Table 2 shows experimental results on preprocess time, average query time, and path ratio from our algorithm compared with that of CDZ. The threshold value is set at 100.
Tinit is the total time for preprocessing.
Tq is the average runtime for 10,000 random queries. From table 2, it can be construed that our algorithm performed relatively better on four different networks. It ran 10 times faster than CDZ especially on DBLP and roadNet networks. Moreover, the approximation for the shortest path is more accurate on Email-Enron and itdk0304_rlinks, compared with CDZ on DBLP and roadNet.
Table 3 shows results from LCA, LBFS, and our algorithm. It can be seen from
Table 3 that our algorithm outperforms LBFS in terms of efficiency and accuracy. In DBLP and roadNet, our algorithm ran twice as fast as LBFS. Compared with LCA, our algorithm approximates more accurately but with a slightly higher runtime. Moreover, parallelization improved the runtime by about 15% compared with the latter which computed shortest paths sequentially.

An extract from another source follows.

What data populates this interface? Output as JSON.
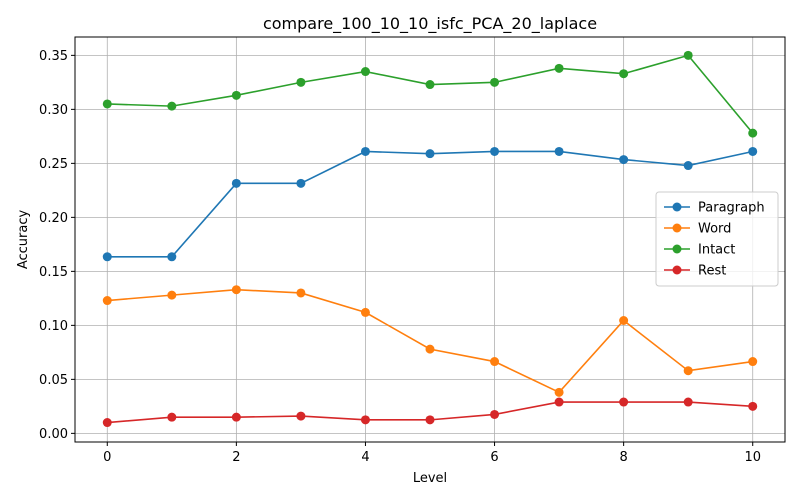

From our experiments, we deduced that threshold
t affects the efficiency and accuracy of our algorithm.
Table 4 shows the influence of threshold
t. From
Table 4, it can be seen that runtime increases and path ratio decreases when threshold is increased. When there are more nodes at the top level network, approximation is more accurate but requires more time for Dijkstra’s algorithm. When
t increases from 40 to 100,
Tq also increases a little, but
p improves significantly. When the threshold value increases from 100 to 180,
Tq increases sharply, but
p remains nearly constant. We therefore set the threshold value at 100 in order to obtain a good trade-off.
7. Conclusions
Based on hierarchical networks, we propose a parallel approximate shortest path algorithm which is efficient and maintains high approximation accuracy on large scale networks. The algorithm condenses central nodes and their neighbors into super nodes to iteratively construct higher level networks until the scale of the top level meets a set threshold value. The algorithm approximates the distances of the shortest paths in the original network by means of super nodes in the higher-level network. The performance of our algorithm was tested on four real networks. Results from our tests show that our algorithm has a runtime per query within a few milliseconds and at the same time delivers high accuracy on large scale networks. Compared with other algorithms, our algorithm runs twice as fast as LBFS and over 10 times faster than CDZ.
The proposed algorithm mainly focuses on undirected and unweighted networks. In the future, we seek to focus on directed and weighted networks by exploring the approximate distance between a node and its central node based on hierarchical networks. We will also consider an adaptive algorithm for dynamic networks.